A lot of stuff has been said about what makes Forbidden Planet such an important sci-fi movie.  The ground-breaking special effects, the plot element of a human military vessel exploring space that would spawn the endless iterations of the Star Ship Enterprise.  And of course, there’s the classical angle.  Supposedly the plot is an update of Shakespeare’s “The Tempest.”

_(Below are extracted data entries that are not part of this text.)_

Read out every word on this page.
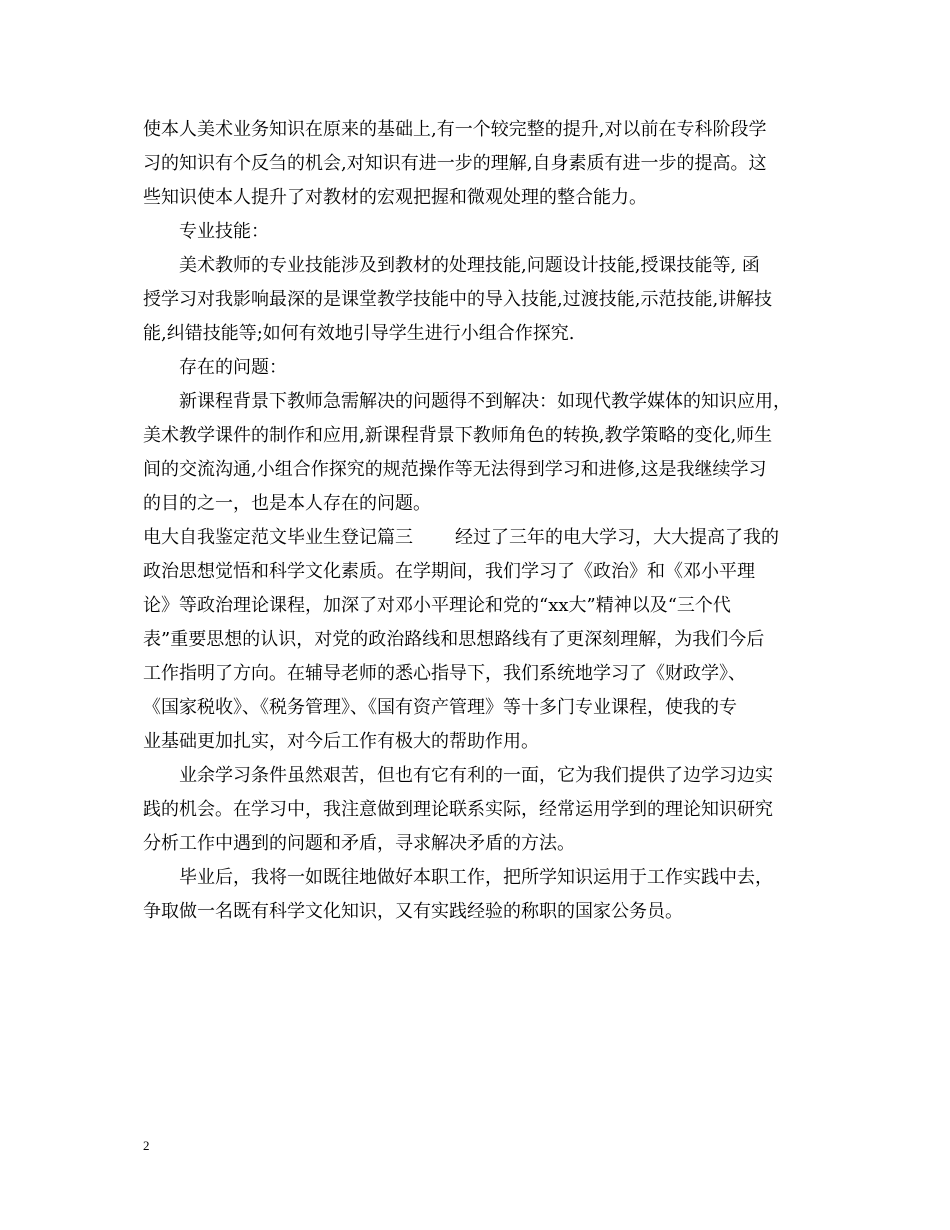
使本人美术业务知识在原来的基础上,有一个较完整的提升,对以前在专科阶段学
习的知识有个反刍的机会,对知识有进一步的理解,自身素质有进一步的提高。这
些知识使本人提升了对教材的宏观把握和微观处理的整合能力。
专业技能：
美术教师的专业技能涉及到教材的处理技能,问题设计技能,授课技能等, 函
授学习对我影响最深的是课堂教学技能中的导入技能,过渡技能,示范技能,讲解技
能,纠错技能等;如何有效地引导学生进行小组合作探究.
存在的问题：
新课程背景下教师急需解决的问题得不到解决：如现代教学媒体的知识应用，
美术教学课件的制作和应用,新课程背景下教师角色的转换,教学策略的变化,师生
间的交流沟通,小组合作探究的规范操作等无法得到学习和进修,这是我继续学习
的目的之一，也是本人存在的问题。
电大自我鉴定范文毕业生登记篇三 经过了三年的电大学习，大大提高了我的
政治思想觉悟和科学文化素质。在学期间，我们学习了《政治》和《邓小平理
论》等政治理论课程，加深了对邓小平理论和党的“xx大”精神以及“三个代
表”重要思想的认识，对党的政治路线和思想路线有了更深刻理解，为我们今后
工作指明了方向。在辅导老师的悉心指导下，我们系统地学习了《财政学》、
《国家税收》、《税务管理》、《国有资产管理》等十多门专业课程，使我的专
业基础更加扎实，对今后工作有极大的帮助作用。
业余学习条件虽然艰苦，但也有它有利的一面，它为我们提供了边学习边实
践的机会。在学习中，我注意做到理论联系实际，经常运用学到的理论知识研究
分析工作中遇到的问题和矛盾，寻求解决矛盾的方法。
毕业后，我将一如既往地做好本职工作，把所学知识运用于工作实践中去，
争取做一名既有科学文化知识，又有实践经验的称职的国家公务员。
2
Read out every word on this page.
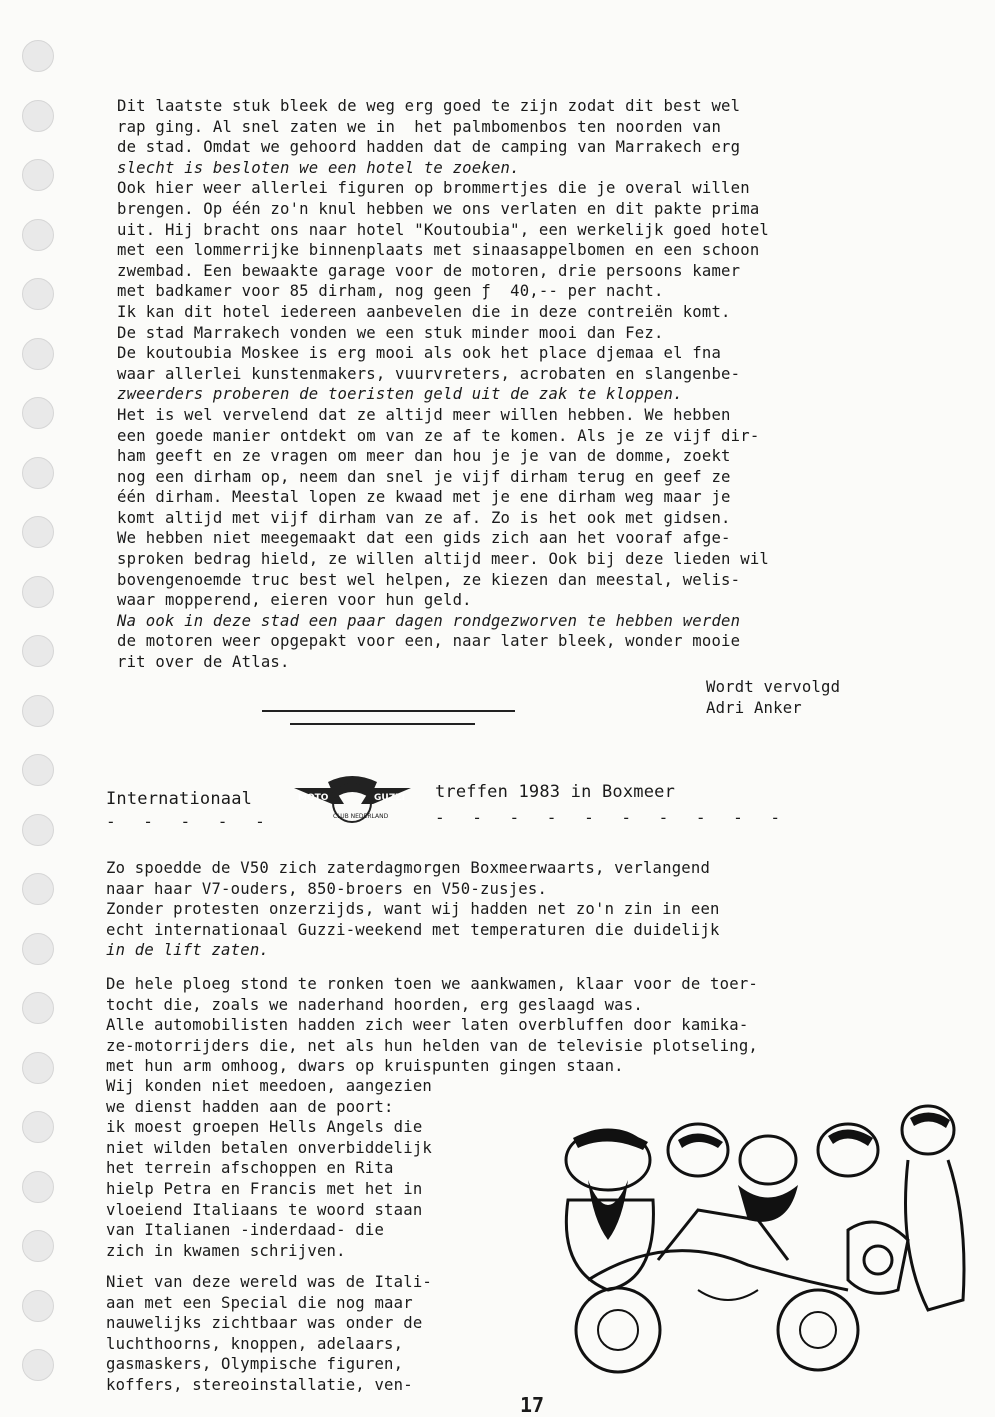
Dit laatste stuk bleek de weg erg goed te zijn zodat dit best wel
rap ging. Al snel zaten we in  het palmbomenbos ten noorden van
de stad. Omdat we gehoord hadden dat de camping van Marrakech erg
slecht is besloten we een hotel te zoeken.
Ook hier weer allerlei figuren op brommertjes die je overal willen
brengen. Op één zo'n knul hebben we ons verlaten en dit pakte prima
uit. Hij bracht ons naar hotel "Koutoubia", een werkelijk goed hotel
met een lommerrijke binnenplaats met sinaasappelbomen en een schoon
zwembad. Een bewaakte garage voor de motoren, drie persoons kamer
met badkamer voor 85 dirham, nog geen ƒ  40,-- per nacht.
Ik kan dit hotel iedereen aanbevelen die in deze contreiën komt.
De stad Marrakech vonden we een stuk minder mooi dan Fez.
De koutoubia Moskee is erg mooi als ook het place djemaa el fna
waar allerlei kunstenmakers, vuurvreters, acrobaten en slangenbe-
zweerders proberen de toeristen geld uit de zak te kloppen.
Het is wel vervelend dat ze altijd meer willen hebben. We hebben
een goede manier ontdekt om van ze af te komen. Als je ze vijf dir-
ham geeft en ze vragen om meer dan hou je je van de domme, zoekt
nog een dirham op, neem dan snel je vijf dirham terug en geef ze
één dirham. Meestal lopen ze kwaad met je ene dirham weg maar je
komt altijd met vijf dirham van ze af. Zo is het ook met gidsen.
We hebben niet meegemaakt dat een gids zich aan het vooraf afge-
sproken bedrag hield, ze willen altijd meer. Ook bij deze lieden wil
bovengenoemde truc best wel helpen, ze kiezen dan meestal, welis-
waar mopperend, eieren voor hun geld.
Na ook in deze stad een paar dagen rondgezworven te hebben werden
de motoren weer opgepakt voor een, naar later bleek, wonder mooie
rit over de Atlas.
Wordt vervolgd
Adri Anker
Internationaal
- - - - -
MOTO	GUZZI
CLUB NEDERLAND
treffen 1983 in Boxmeer
- - - - - - - - - -
Zo spoedde de V50 zich zaterdagmorgen Boxmeerwaarts, verlangend
naar haar V7-ouders, 850-broers en V50-zusjes.
Zonder protesten onzerzijds, want wij hadden net zo'n zin in een
echt internationaal Guzzi-weekend met temperaturen die duidelijk
in de lift zaten.
De hele ploeg stond te ronken toen we aankwamen, klaar voor de toer-
tocht die, zoals we naderhand hoorden, erg geslaagd was.
Alle automobilisten hadden zich weer laten overbluffen door kamika-
ze-motorrijders die, net als hun helden van de televisie plotseling,
met hun arm omhoog, dwars op kruispunten gingen staan.
Wij konden niet meedoen, aangezien
we dienst hadden aan de poort:
ik moest groepen Hells Angels die
niet wilden betalen onverbiddelijk
het terrein afschoppen en Rita
hielp Petra en Francis met het in
vloeiend Italiaans te woord staan
van Italianen -inderdaad- die
zich in kwamen schrijven.
Niet van deze wereld was de Itali-
aan met een Special die nog maar
nauwelijks zichtbaar was onder de
luchthoorns, knoppen, adelaars,
gasmaskers, Olympische figuren,
koffers, stereoinstallatie, ven-
17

So, there’s all that good stuff.  But to my mind the real reason can be summed up in two words, Anne Francis.  When the angelic face of Miss Francis first appears on screen I began to see the movie in the correct light.  This was an epic adventure story that rivalled the Odyssey of Homer for timelessness and meaning.  Now the fact that I was a sixteen-year old boy at the time probably colored my thought processes to some extent and the skimpiness of her costumes might even have had something to do with it.  But let’s face it, giant ants can only get you so far.  If you want to keep the natives from getting restless you have to appeal to their most powerful motivations and if a blonde-haired, blue eyed creature with a very pretty face and extremely long shapely unclad legs is brought center stage, suddenly even the acting skills of Leslie Nielsen seem greatly enhanced and worth a fair hearing.

But now that I’m in my dotage and no longer as easily swayed by a pretty face, I’ve had a chance to re-evaluate the movie.  Surprisingly, I’m still a big fan.  And this is despite the obvious weaknesses that are extremely evident in such an old film.  The dialog has some extremely cliché-ridden exchanges including:

  • The captain tells off the young woman because her uninhibited interest in the young men in his crew will be a distraction from military discipline.
  • Morbius displays the stereotypical arrogance of the academic intellectual toward the practical military authorities.
  • The banter provided by the ship’s cook is the comic relief that would seem right at home in an Abbott and Costello movie.

So what makes it good?  Well, the humans are mostly likeable and admirable.  The plot unwinds in a manner that allows for the gradual reveal of the mystery.  Of course, the who of the question is answered long before the why and how of the problem.  But the details provide reinforcement of the underlying lesson to learn.  We are reminded that smarter isn’t the same as perfect.

And the special effects are still pretty good.  The animation of the Krell infrastructure impresses the viewer with the gargantuan scope of the installation.  The humans walking through it literally look like ants at one point.

And finally, the interaction between the isolated inhabitants of this dream world and the crew of the no-nonsense military vessel is classic.  It reminds you of the stories that portray the first contact between Europeans and the South Sea Islands.  The sailors always have a feeling they have somehow discovered paradise with its idyllic climate, scantily clad, friendly women and tropical fruit. The military men are enthralled with how favorably it compares to the boring, spartan existence of their all-male naval vessel.

Are there problems with the story?  Yes.  Morbius seems a little too dense for a brilliant scientist.  The resolution of the crisis at the end is a little jarring.  The solution is quite heavy handed.  But all in all, it’s a pretty neat story.  I think it indicates why the Star Trek series was so popular.  But I think it also shows why the later tv series were less interesting.  The adventure and discovery aspects became less of a focus as the Enterprise became less of a military/exploration vessel and more of a social worker/nanny vehicle to the stars.